Resource links provided by the National Library of Medicine

MedlinePlus related topics: Hemorrhoids
Drug Information available for: Polidocanol

Arm Intervention/treatment
Experimental: Polidocanol foam sclerotherapy
  1. Preparation of the polidocanol foam according to Tessari technique immediately before application (so that the "microbubbles" of the foam did not disintegrate);
  2. Application according to the Blanchard technique (Fig. 2) through a disposable transparent anoscope, with the patient in jackknife position, using a 20mL disposable syringe of the mixture (polidocanol + air) and a reusable 10 cm syringe extender adapted to an intravenous needle;
  3. Patients treated in a maximum of 3 sessions at 3 weeks intervals;
  4. Maximum dose per treatment session of 20mL of mixture of 4mL of polidocanol 3% with 16mL of air;
  5. In each session more than one hemorrhoid cushion could be treated.
Drug: Polidocanol Injectable Foam

Two distinct periods were considered: intervention and follow-up. During the intervention period patients were observed at 3-week intervals (minimum of 3 weeks and maximum of 9 weeks depending on the number of instrumental treatments performed). The required number of sessions of any of the office-based treatments (maximum of 3 sessions) was determined by clinical and anoscopy response (if after the treatment the participant scored zero points in the Sodergren scale or the anoscopy did not reveal significant hemorrhoidal disease, there was no place for additional instrumental therapy and the patient started the follow-up period.

If there was therapeutic failure at the end of the third session or if there was a significant complication (moderate or severe) the patient's participation in the study ended and he was referred for treatment with other type of office-based procedure or surgery.


Experimental: Rubber band ligation
  1. Use of reusable metal ligation device connected to a vacuum system (McGown suction method) to apply the rubber bands above the dentated line through a disposable transparent anoscope with the patient in jackknife position;
  2. A maximum of 3 sessions of ligation at 3-week intervals were performed;
  3. More than 1 band per session could be applied.
Device: Rubber band ligation

Two distinct periods were considered: intervention and follow-up.
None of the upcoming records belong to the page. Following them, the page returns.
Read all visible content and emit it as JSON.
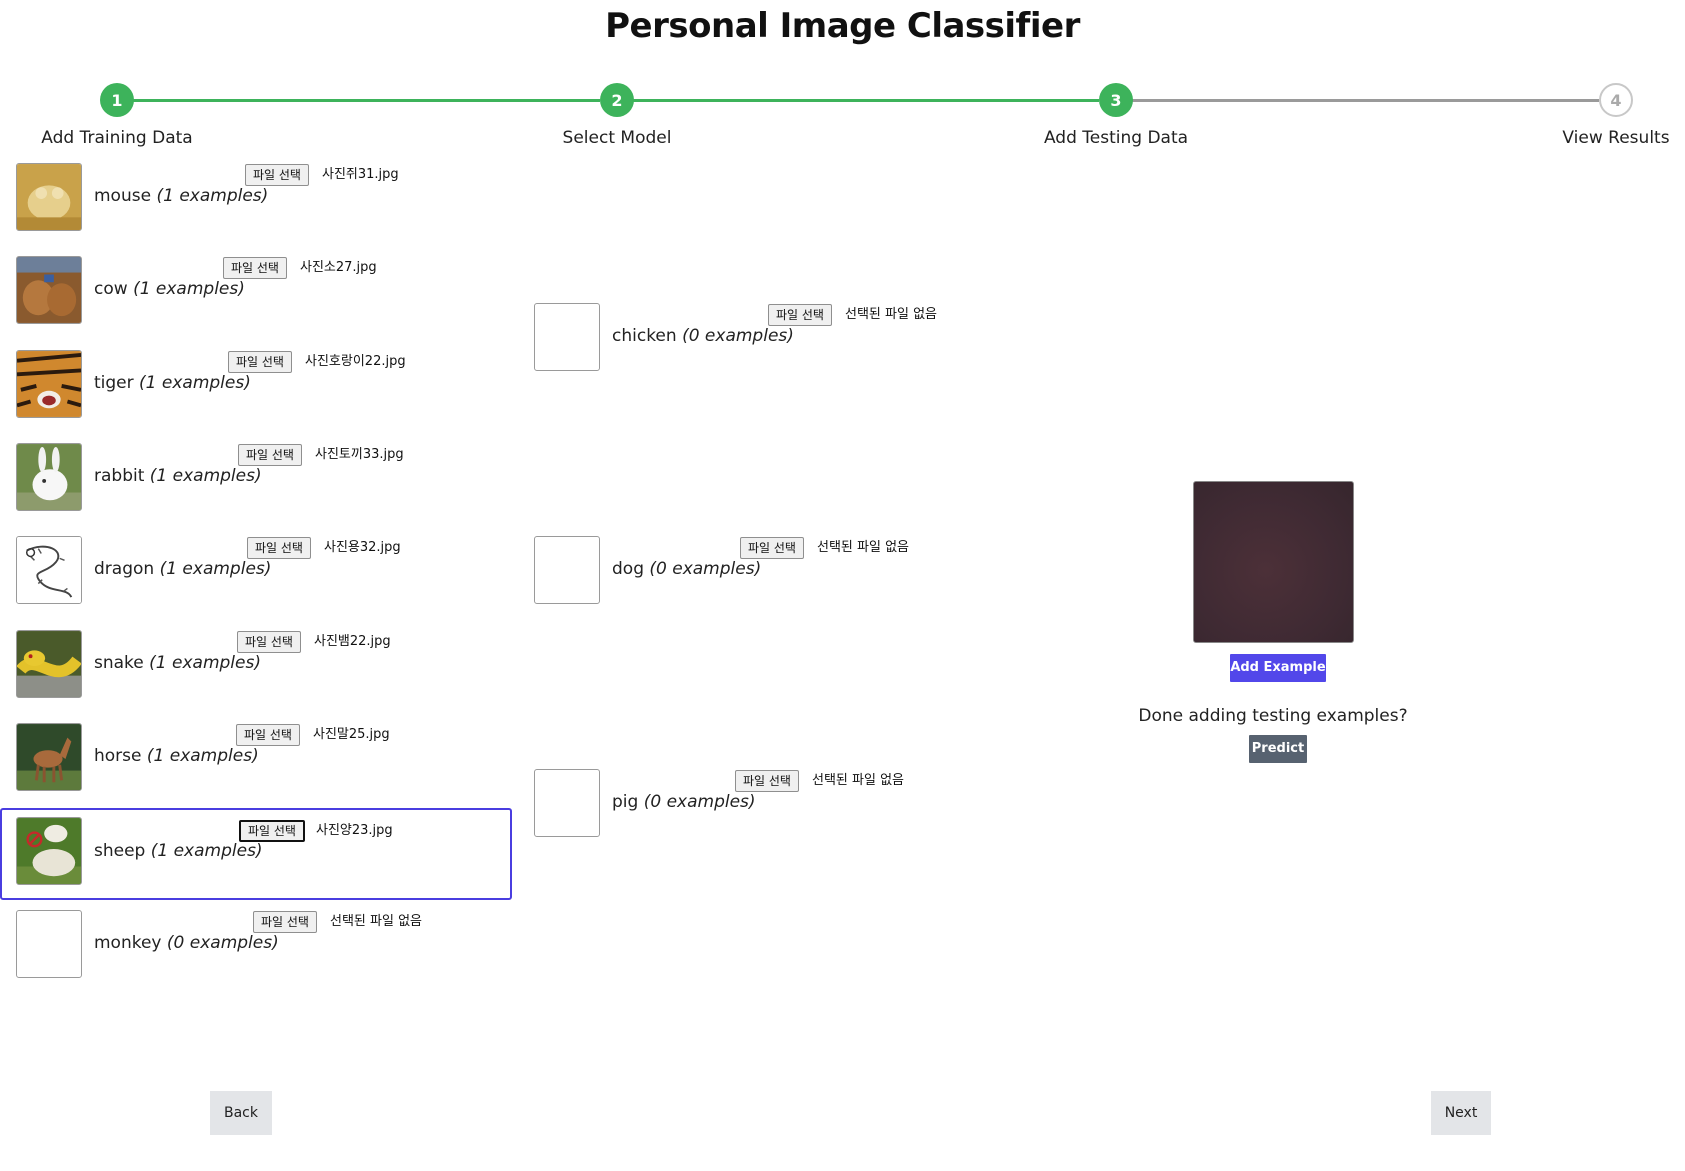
{
  "app": {
    "title": "Personal Image Classifier"
  },
  "stepper": {
    "steps": [
      {
        "number": "1",
        "label": "Add Training Data",
        "status": "done"
      },
      {
        "number": "2",
        "label": "Select Model",
        "status": "done"
      },
      {
        "number": "3",
        "label": "Add Testing Data",
        "status": "current"
      },
      {
        "number": "4",
        "label": "View Results",
        "status": "todo"
      }
    ],
    "active_color": "#3db35b",
    "inactive_color": "#999999"
  },
  "labels": [
    {
      "name": "mouse",
      "count": "(1 examples)",
      "button": "파일 선택",
      "file": "사진쥐31.jpg",
      "icon": "mouse-photo"
    },
    {
      "name": "cow",
      "count": "(1 examples)",
      "button": "파일 선택",
      "file": "사진소27.jpg",
      "icon": "cow-photo"
    },
    {
      "name": "tiger",
      "count": "(1 examples)",
      "button": "파일 선택",
      "file": "사진호랑이22.jpg",
      "icon": "tiger-photo"
    },
    {
      "name": "rabbit",
      "count": "(1 examples)",
      "button": "파일 선택",
      "file": "사진토끼33.jpg",
      "icon": "rabbit-photo"
    },
    {
      "name": "dragon",
      "count": "(1 examples)",
      "button": "파일 선택",
      "file": "사진용32.jpg",
      "icon": "dragon-drawing"
    },
    {
      "name": "snake",
      "count": "(1 examples)",
      "button": "파일 선택",
      "file": "사진뱀22.jpg",
      "icon": "snake-photo"
    },
    {
      "name": "horse",
      "count": "(1 examples)",
      "button": "파일 선택",
      "file": "사진말25.jpg",
      "icon": "horse-photo"
    },
    {
      "name": "sheep",
      "count": "(1 examples)",
      "button": "파일 선택",
      "file": "사진양23.jpg",
      "icon": "sheep-photo",
      "selected": true
    },
    {
      "name": "monkey",
      "count": "(0 examples)",
      "button": "파일 선택",
      "file": "선택된 파일 없음",
      "icon": "empty"
    },
    {
      "name": "chicken",
      "count": "(0 examples)",
      "button": "파일 선택",
      "file": "선택된 파일 없음",
      "icon": "empty"
    },
    {
      "name": "dog",
      "count": "(0 examples)",
      "button": "파일 선택",
      "file": "선택된 파일 없음",
      "icon": "empty"
    },
    {
      "name": "pig",
      "count": "(0 examples)",
      "button": "파일 선택",
      "file": "선택된 파일 없음",
      "icon": "empty"
    }
  ],
  "testing": {
    "add_example_label": "Add Example",
    "done_prompt": "Done adding testing examples?",
    "predict_label": "Predict",
    "accent": "#5247ea"
  },
  "nav": {
    "back_label": "Back",
    "next_label": "Next"
  }
}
During the intervention period patients were observed at 3-week intervals (minimum of 3 weeks and maximum of 9 weeks depending on the number of instrumental treatments performed). The required number of sessions of any of the office-based treatments (maximum of 3 sessions) was determined by clinical and anoscopy response (if after the treatment the participant scored zero points in the Sodergren scale or the anoscopy did not reveal significant hemorrhoidal disease, there was no place for additional instrumental therapy and the patient started the follow-up period.

If there was therapeutic failure at the end of the third session or if there was a significant complication (moderate or severe) the patient's participation in the study ended and he was referred for treatment with other type of office-based procedure or surgery.
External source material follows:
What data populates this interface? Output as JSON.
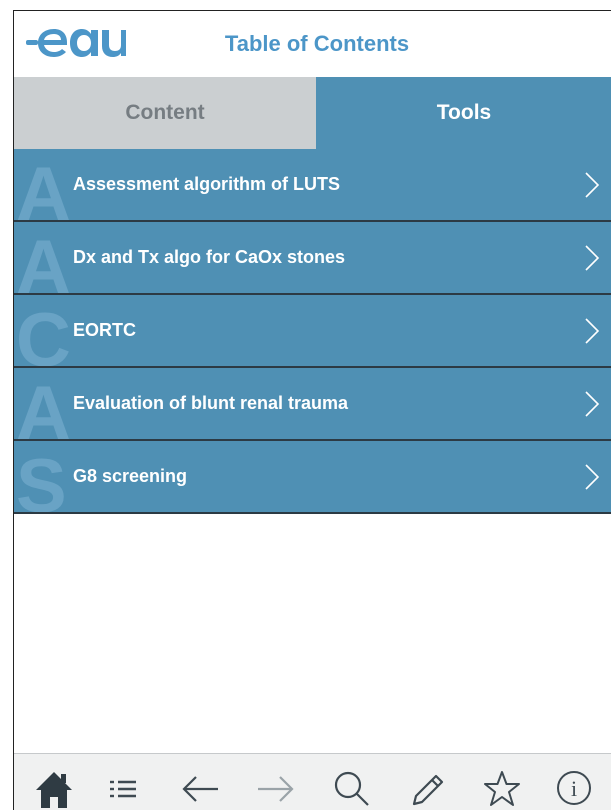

Primary Outcome Measures :
  1. Efficacy outcome (therapeutic success) [ Time Frame: Three to nine weeks (depending on the number of instrumental treatments performed) ]
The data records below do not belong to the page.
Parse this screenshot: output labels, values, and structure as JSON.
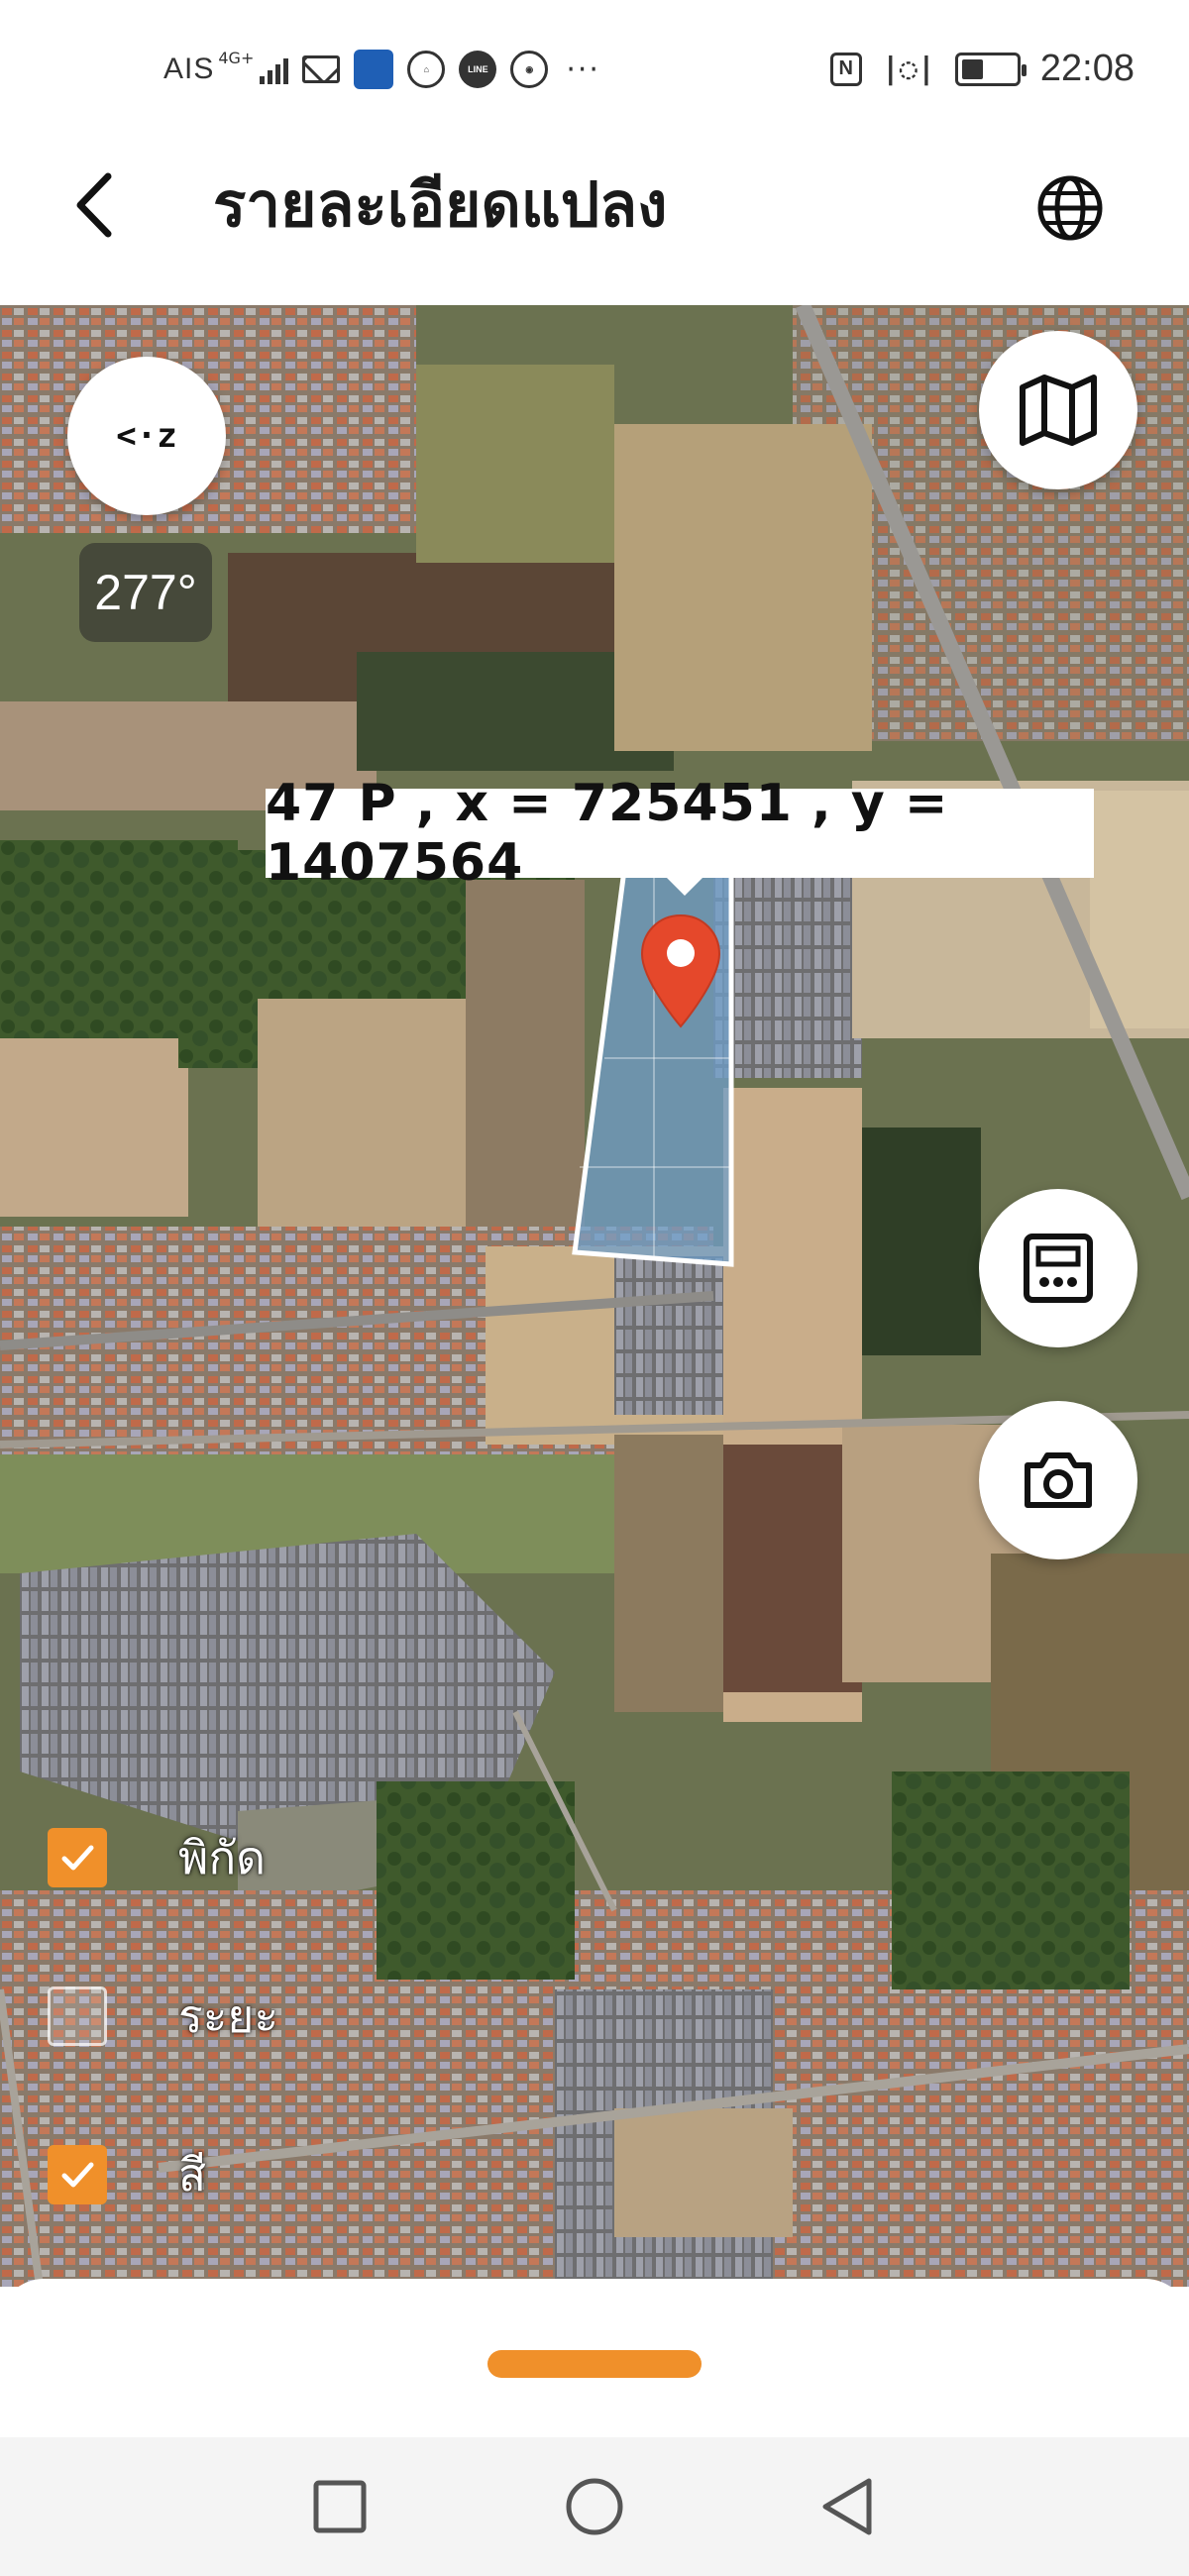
{
  "status_bar": {
    "carrier": "AIS",
    "network": "4G+",
    "time": "22:08",
    "nfc": "N",
    "vibrate": "|◌|",
    "line_icon_text": "LINE",
    "more": "···",
    "icons": [
      "signal-icon",
      "mail-icon",
      "app-icon",
      "home-icon",
      "line-icon",
      "chrome-icon",
      "nfc-icon",
      "vibrate-icon",
      "battery-icon"
    ]
  },
  "header": {
    "title": "รายละเอียดแปลง",
    "back_icon": "chevron-left-icon",
    "language_icon": "globe-icon"
  },
  "map": {
    "compass_label": "<·z",
    "bearing": "277°",
    "coordinate_label": "47 P , x = 725451 , y = 1407564",
    "buttons": [
      "compass-icon",
      "map-layers-icon",
      "measure-icon",
      "camera-icon"
    ]
  },
  "toggles": [
    {
      "label": "พิกัด",
      "checked": true
    },
    {
      "label": "ระยะ",
      "checked": false
    },
    {
      "label": "สี",
      "checked": true
    }
  ],
  "colors": {
    "accent": "#f0902a",
    "pin": "#e5482b",
    "parcel_fill": "#6f9fc9"
  },
  "navbar": {
    "items": [
      "recent-apps-icon",
      "home-icon",
      "back-icon"
    ]
  }
}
    Achievement of therapeutic success. Classified as:

    1. Complete (Sodergren score = 0 and bleeding grade ≤ 1);
    2. Partial (Sodergren score> 0 and bleeding grade > 1 but with improvement over initial score);
    3. Therapeutic failure (participants that, at the end of three sessions of instrumental treatment, aggravated or maintained the initial Sodergren score and bleeding grade).

  2. Efficacy outcome (recurrence) [ Time Frame: One year (after the last office-based procedure) ]

    Recurrence of hemorrhoidal disease during the follow-up period (only for patients who have had some degree of therapeutic success). Classified as:

    1. Mild (Sodergren score and bleeding grade higher than the evaluation at the beginning of the follow-up period but lower than the initial ones without the need for instrumental or surgical intervention);
    2. Severe (Sodergren score and degree of hemorrhage ≥ the initial one requiring instrumental or surgical intervention).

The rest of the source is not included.